Regína sacratíssimi Rosárii, ora pro nobis!
  

Ave Maria!
First Sunday of Advent A.D. 2001

    Every year on this first Sunday of Advent we are reminded that the Church's year is beginning again. After getting toward the back of the altar missal, all of a sudden we have to go to the front of the book to find the text for the Sunday Masses. In fact, it always feels a little awkward to have such a large book open at the first few pages. Some missals seem to just flop closed unless you do something to keep them open.

    Yet, we do see some continuity as we move, so to speak, from the front to the back. The Gospel last Sunday and the Gospel today speak about the end of the world -- an event that is obviously appropriate for the end of the year's liturgical drama. And the Church has us read about the same subject at the beginning of the year to remind us that all of life is a preparation for the end; that as a Church we prepare together for the General Judgment, and that as individuals we prepare for our own personal end and for our own particular judgment.

    Now, you will notice that the way in which the Church helps us to prepare for both of these judgments is by presenting the story of our salvation to us each year. In Advent we reflect on the fall of Adam and Eve and the 4000 year wait of the Jewish people for the coming of their Redeemer. Christmas, of course, celebrates the birth of that Redeemer, the Second Person of the Blessed Trinity born a man in Bethlehem. During Lent we re-live some of our Lord's public life, culminating during Holy Week in His Last Supper, Crucifixion and Death on the Cross. The Easter season celebrates His resurrection from the dead, the 40 days He spent with His apostles thereafter, and finally His ascension into heaven. Pentecost dramatizes the descent of the Holy Ghost on the apostles, the beginning of the public work of the Church, while the season after it goes back to reiterate some of our Lord's teachings, and finally ends (as it did last week) with a glimpse of the day of final judgment.

    I say that the Church presents all of these ideas in a sort of dramatic form, by changing the colors of the vestments to convey the mood of the season, by changing all of the variable prayers of the Mass, and particularly be reading to us from the appropriate passages of the Epistles and Gospels. It also makes us of the Rosary to do the same thing in a much briefer form; as we meditate on the major events of the live of our Lord and His blessed Mother in the 15 decades.

    It is important, though, to understand that the Mass is more than just a show that we come to attend every so often. It is supposed to be more than just watching a series of video tapes over and over. And the main difference is that the Mass and the Rosary and the liturgical year all constitute a drama that we are called to participate in. If we pray properly, we will not remain mere spectators. As each year passes we should come to feel more and more a part of the drama. We ought to be able to visualize what it must have felt like for Mary and Joseph when Jesus was born in the stable. We should feel comfortable and in familiar company with the apostles in receiving Holy Communion at the Last Supper. We should feel the anguish of those that stood beneath the cross; and the hope and the joy of those found the empty tomb on Easter morning. In other words, we are called upon to imagine ourselves as part of the scene.
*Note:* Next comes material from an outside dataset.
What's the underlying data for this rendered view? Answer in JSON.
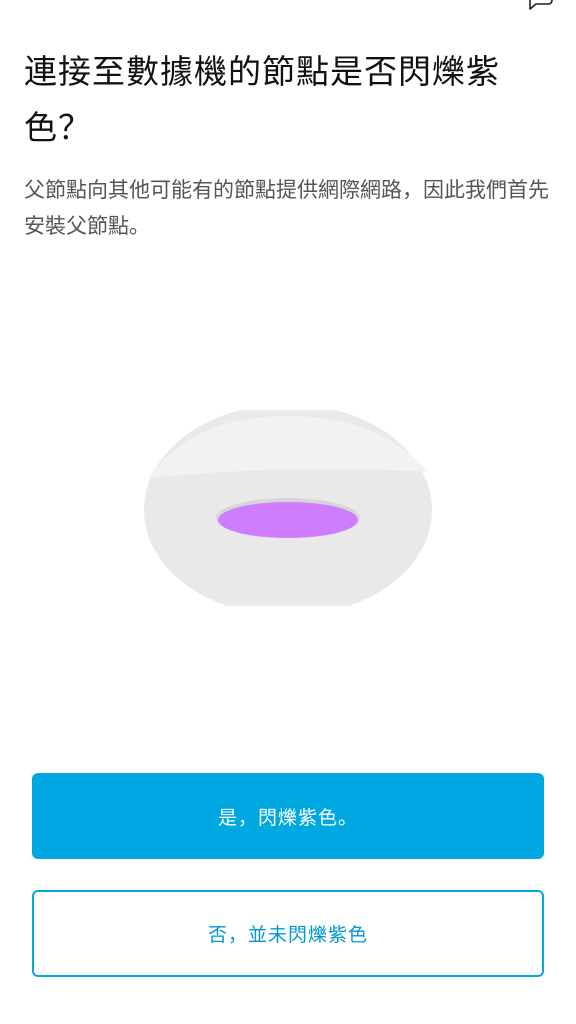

    There is an important difference between being a player in the drama and being a mere spectator. If you watch the same play over and over, eventually it becomes boring. But if you play out a role in that same drama, as the actors do in a stage play, you find that each performance is a little bit different; and each performance is usually a little bit better, a little bit more natural. And its even said of actors who have a long running production, that the role starts to mold their characters, making them more and more into actually being the character that they represent.

    The same is true in this liturgical drama we begin again every year. If we take our religion at all seriously we will not be starting out from scratch, but instead we will be improving on our previous performance, and making our real life selves more and more like the characters in the drama. If we do a conscientious job we will become more and more like Jesus and Mary and the Apostles and the other good people of the Gospels.

    Now, one last thought. A good actor comes prepared, knowing the lines of the script -- and maybe even knowing something about the background of the characters and the period of time in which the drama is set. For us that means that we ought to be familiar with sacred scripture, particularly the Gospels, so that we have no trouble in setting the 15 or 20 line Gospel that we hear in its larger context.

    This is the beginning of the Church's new year. It is a time for making new year's resolutions. Among any others you may make, you ought to resolve to know your lines in the drama during each season of the coming year. During the next few weeks you can begin by preparing for Christmas through the drama of Advent. Get out your bibles and read the Book of Isaias, or at least through the 5 or 6 chapters of Matthew, Luke, and John that describe the coming of Christ.

    This year, resolve to make good use of the "drama" of the Mass, allowing it to mold your character into the character of Christ!